Con il re Ferdinando IV di Borbone, San Giovanni in Fiore divenne pertinenza del patrimonio regio abbandonando l’etichetta ecclesiale imposta dal monastero per sempre. Le famiglie nobili interessate alle ricchezze della Sila aumentarono rafforzando, nel bene e nel male, il tessuto sociale ed economico del borgo fino alla fine dell’800.


Purtroppo, le conseguenze maligne del benessere sociale, consistettero in maggiori prepotenze delle ricche famiglie terriere sui contadini che, stanchi delle condizioni insopportabili, si ribellarono dando inizio alla rivolta agraria. I meno combattivi invece optarono per l’emigrazione in America, fenomeno che interessò tutta la prima metà del ‘900 anche a causa delle repressioni fasciste (tristemente conosciuta è la strage del 2 Agosto 1925).
Nonostante le difficoltà, in tempi più recenti, non tardò ad arrivare lo sviluppo fondato sul turismo grazie al centro storico ricco di fascino; sfortunatamente non mancò anche un inquietante abusivismo edilizio interessato ad ampliare i quartieri esterni al borgo antico.

Il tempo scorre velocemente esplorando e studiando ambienti saturi di storia, dunque ai primi rumori al ivello della pancia non dovrà mancare la sosta rinvigorente a base di golosità tipiche.
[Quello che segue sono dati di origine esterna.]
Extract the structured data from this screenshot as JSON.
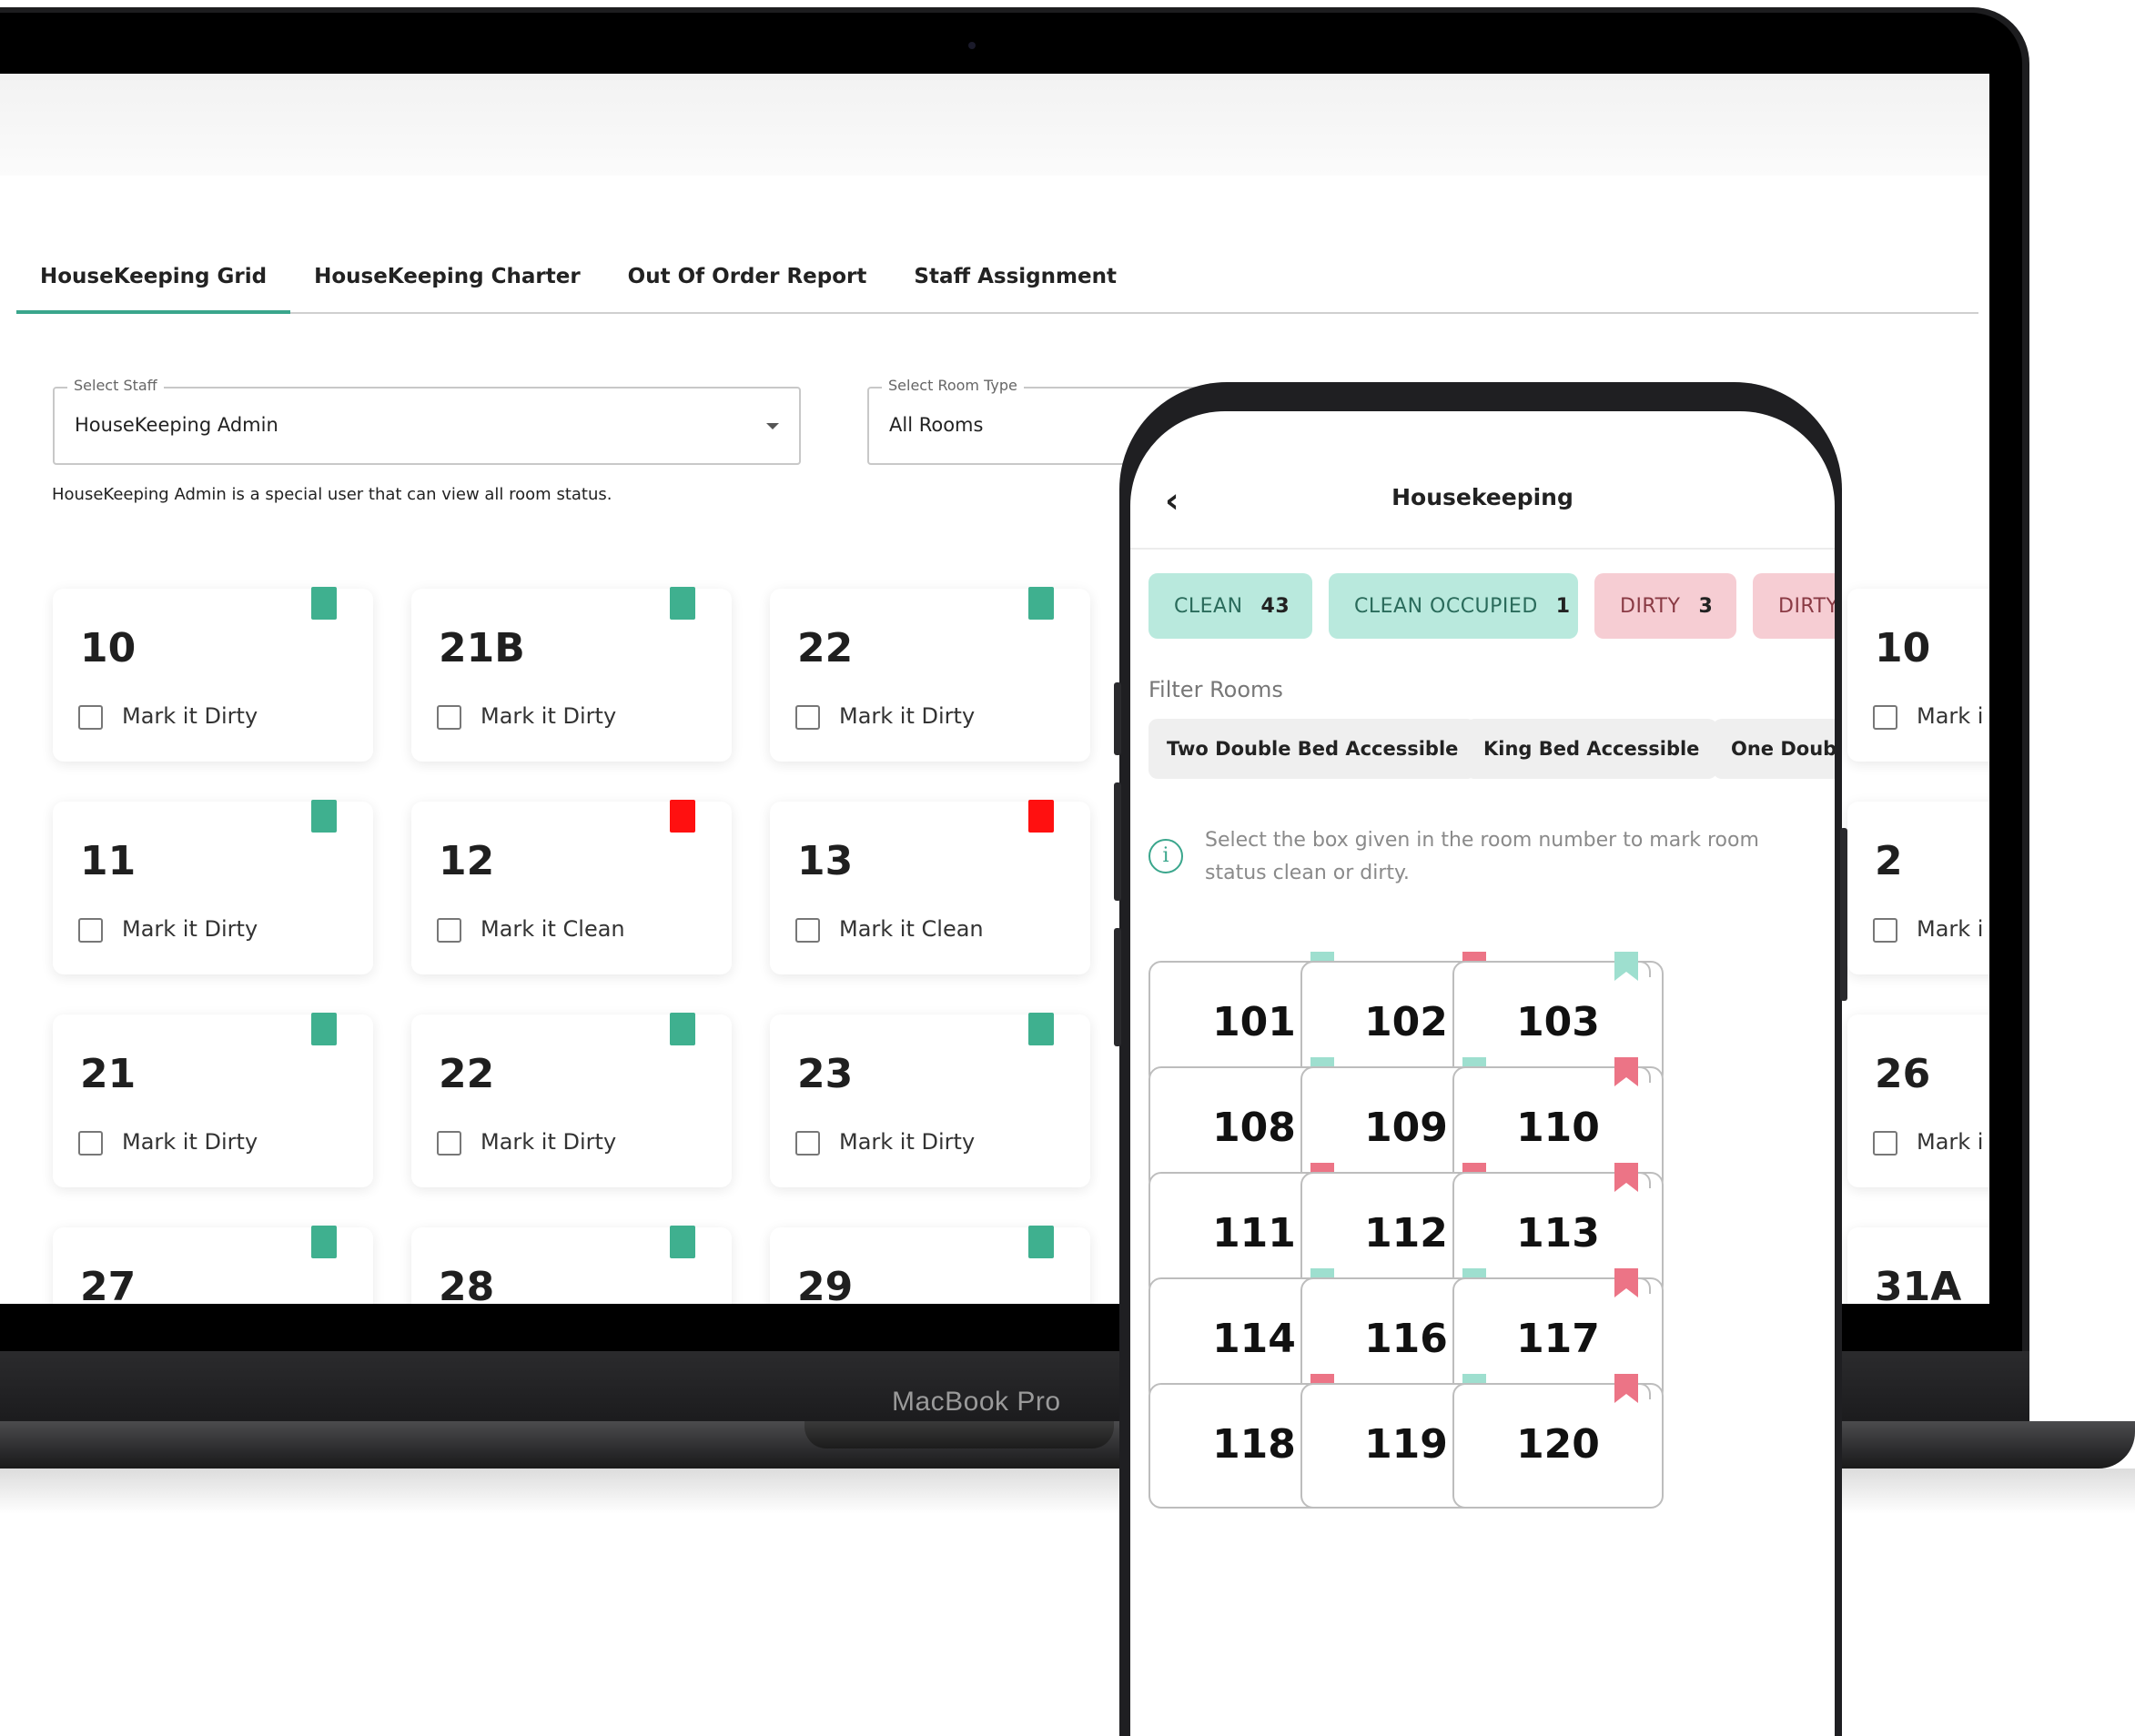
{
  "laptop": {
    "brand": "MacBook Pro"
  },
  "web": {
    "tabs": [
      {
        "label": "HouseKeeping Grid"
      },
      {
        "label": "HouseKeeping Charter"
      },
      {
        "label": "Out Of Order Report"
      },
      {
        "label": "Staff Assignment"
      }
    ],
    "active_tab": "HouseKeeping Grid",
    "accent_color": "#3aa68c",
    "staff_select": {
      "label": "Select Staff",
      "value": "HouseKeeping Admin"
    },
    "room_type_select": {
      "label": "Select Room Type",
      "value": "All Rooms"
    },
    "helper_text": "HouseKeeping Admin is a special user that can view all room status.",
    "rooms": [
      {
        "number": "10",
        "action": "Mark it Dirty",
        "status": "clean"
      },
      {
        "number": "21B",
        "action": "Mark it Dirty",
        "status": "clean"
      },
      {
        "number": "22",
        "action": "Mark it Dirty",
        "status": "clean"
      },
      {
        "number": "10",
        "action": "Mark i",
        "status": "clean"
      },
      {
        "number": "11",
        "action": "Mark it Dirty",
        "status": "clean"
      },
      {
        "number": "12",
        "action": "Mark it Clean",
        "status": "dirty"
      },
      {
        "number": "13",
        "action": "Mark it Clean",
        "status": "dirty"
      },
      {
        "number": "2",
        "action": "Mark i",
        "status": "clean"
      },
      {
        "number": "21",
        "action": "Mark it Dirty",
        "status": "clean"
      },
      {
        "number": "22",
        "action": "Mark it Dirty",
        "status": "clean"
      },
      {
        "number": "23",
        "action": "Mark it Dirty",
        "status": "clean"
      },
      {
        "number": "26",
        "action": "Mark i",
        "status": "clean"
      },
      {
        "number": "27",
        "action": "",
        "status": "clean"
      },
      {
        "number": "28",
        "action": "",
        "status": "clean"
      },
      {
        "number": "29",
        "action": "",
        "status": "clean"
      },
      {
        "number": "31A",
        "action": "",
        "status": "clean"
      }
    ],
    "status_colors": {
      "clean": "#3fb08f",
      "dirty": "#ff1010"
    }
  },
  "phone": {
    "back_icon": "chevron-left-icon",
    "title": "Housekeeping",
    "status_chips": [
      {
        "label": "CLEAN",
        "count": "43",
        "kind": "clean"
      },
      {
        "label": "CLEAN OCCUPIED",
        "count": "1",
        "kind": "clean"
      },
      {
        "label": "DIRTY",
        "count": "3",
        "kind": "dirty"
      },
      {
        "label": "DIRTY",
        "count": "",
        "kind": "dirty"
      }
    ],
    "filter_label": "Filter Rooms",
    "filters": [
      "Two Double Bed Accessible",
      "King Bed Accessible",
      "One Double"
    ],
    "info_text": "Select the box given in the room number to mark room status clean or dirty.",
    "rooms": [
      {
        "number": "101",
        "status": "clean"
      },
      {
        "number": "102",
        "status": "dirty"
      },
      {
        "number": "103",
        "status": "clean"
      },
      {
        "number": "108",
        "status": "clean"
      },
      {
        "number": "109",
        "status": "clean"
      },
      {
        "number": "110",
        "status": "dirty"
      },
      {
        "number": "111",
        "status": "dirty"
      },
      {
        "number": "112",
        "status": "dirty"
      },
      {
        "number": "113",
        "status": "dirty"
      },
      {
        "number": "114",
        "status": "clean"
      },
      {
        "number": "116",
        "status": "clean"
      },
      {
        "number": "117",
        "status": "dirty"
      },
      {
        "number": "118",
        "status": "dirty"
      },
      {
        "number": "119",
        "status": "clean"
      },
      {
        "number": "120",
        "status": "dirty"
      }
    ],
    "bookmark_colors": {
      "clean": "#9edfcf",
      "dirty": "#ec7486"
    }
  }
}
Per questo in entrambi i borghi descritti sono presenti in gran numero trattorie e ristoranti anche se rivolti per lo più al turismo di massa.
Invece sulla statale 107, a brevissima distanza da San Giovanni in Fiore, esiste una realtà che brilla di luce propria in un contesto così profondamente rurale: all’interno del lussuoso Biafora Resort si trova il ristorante Hyle, il cui nome coniato dagli antichi Greci silani significa “materia”. E già il nome lascia supporre a grandi cose…
I Biafora sono una storica famiglia di albergatori e Antonio, chef e mente del ristorante, è riuscito ad alzare l’asticella dell’ospitalità grazie alla nuovissima struttura (inaugurata a Gennaio) ove mostra talento, creatività e legame con il territorio.



Tutto è curato nei minimi dettagli: dall’accoglienza che dà accesso alla sala aprendo le sue porte in stile maison d’altri tempi, agli arredi minimali ma eleganti con tanti richiami artistici alla Sila, per passare al menù variegato e sofisticato dalla forte impronta territoriale. Grande attenzione posta anche sulla cantina contenente circa 400 etichette per metà calabresi.
Il personale, nonostante le mascherine, è sorridente, affabile e particolarmente attento alle esigenze dei visitatori evitando di procurare la spiacevole sensazione di stare perennemente sotto l’occhio guardingo. La brigata dello chef è uno spettacolo della sincronizzazione all’opera nella cucina visibile sia dal bancone (adibito per l’aperitivo) che dalla sala comprendente soli quattro tavoli per vivere l’esperienza sensoriale con maggior spensieratezza.



















Nonostante il numero di portate, le porzioni ben dosate e le materie prime eccellenti lasciano solo un piacevole senso di sazietà privo di alcuna pesantezza. Una realtà simile non è solo vanto del territorio ma anche opportunità per le piccole ditte agroalimentari silane di uscire allo scoperto promuovendosi attraverso i percorsi gourmet di menti sopraffine come quella di Antonio Biafora.
Segno che il coraggio e l’ingegno con un piccolo supporto possono portare molti diamanti grezzi a brillare più del solito e la Sila, grazie alla storia millenaria e alla natura immensa, ne ha molti da elevare, custodire e mostrare orgogliosamente.